Unless you’ve been living under a rock for the past few years, you have certainly observed the emergence – and gathering popularity – of a sport called pickleball. A large number of our community tennis courts have been taken over by the phenomenon, much to our chagrin.

It’s a curious hybrid game, a kind of crazy cross between tennis, badminton, and ping-pong. You may be asking yourself, as are we (two avid tennis players and one also an ex badminton champion), “What is the appeal of this activity which enjoys a cult-like following among its adherents?”

It’s Simple

And we don’t use that descriptor lightly. It’s an easy game to pick up and learn how to play.

A recent edition of The New York Times supplied a convincing explanation for the rise of the pickleball phenomenon:

“Over the last decade, however, it’s grown in popularity as a racket sport with a lower barrier to entry than tennis that offers recreation without the years of fine-tuning it might take to play competitively. The nets are lower than in tennis and the courts are roughly one-fourth the size, so there’s less sprinting involved, and it has become a favourite with retirees and some celebrities.”

Everybody’s Doing It

The actor Matthew Perry, who before his starring role on the sitcom Friends had been a nationally ranked junior tennis player in Canada, picked up pickleball during the pandemic. ‘I don’t move around as well as I used to, but I saw my friend Amanda Peet talking about pickleball on a talk show and I was like, ‘I have to try this,’ he said. He now plays several times a week.”

The US Pickleball Association estimates that more than 4.8 million Americans played pickleball in 2021. And according to Pickleball Canada (slogan: A Game For All), the sport is in the middle of a global surge.

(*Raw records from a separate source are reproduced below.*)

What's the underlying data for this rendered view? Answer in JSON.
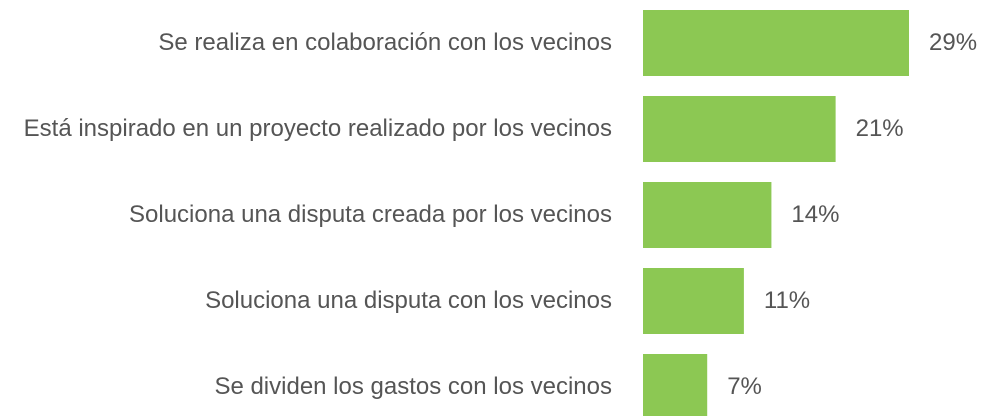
{
  "chart_data": {
    "type": "bar",
    "orientation": "horizontal",
    "categories": [
      "Se realiza en colaboración con los vecinos",
      "Está inspirado en un proyecto realizado por los vecinos",
      "Soluciona una disputa creada por los vecinos",
      "Soluciona una disputa con los vecinos",
      "Se dividen los gastos con los vecinos"
    ],
    "values": [
      29,
      21,
      14,
      11,
      7
    ],
    "value_labels": [
      "29%",
      "21%",
      "14%",
      "11%",
      "7%"
    ],
    "color": "#8cc853"
  }
}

The number of places to play pickleball has reportedly doubled since 2010, and international clubs dedicated to the sport have sprung up, in addition to the US and Canada, in Spain and India. The latest estimates, which are slightly out-of-date, put Canadian participation at 60,000.

An explanation for the pickleball frenzy was supplied by Matthew Manasse, 33, a nationally ranked professional player, who runs the pickleball program at the Riviera Country Club in Pacific Palisades, California. Mr. Manasse observed:

In tennis, the technique takes years and years. But in the first pickleball lesson, we are able to play a full game and get rallies going.

Sports retailers across North America (including Pickleball Canada) are reporting a substantial surge in pickleball equipment – balls, paddles, nets, and bags – sales. Clearly the sport enjoys not only mass player appeal but mass retail appeal.

Like tennis, pickleball is an intensely social activity. Players thrive on the competitive banter it encourages and, along with that, the effortless access it provides for the formation of friendships based on healthy living. Plus, it needs to be said, all at a fraction of the price of tennis – with its expensive gear and cost-prohibitive court fees.

Reports The New York Times: “Dedicated pickleball players, like Brené Brown, the vulnerability researcher and author, who co-owns a team in Austin, Texas, the ATX Pickleballers, hopes the increasing exposure does not change the spirit of the game. She plays pickleball most days, crediting its competitive yet accessible nature as ‘vitally important’ to her mental and physical well-being.”

At Everything Retirement we’re wholeheartedly in favour of activities that promote healthy living, sociability, and cognitive clarity. Pickleball does all three – affordably.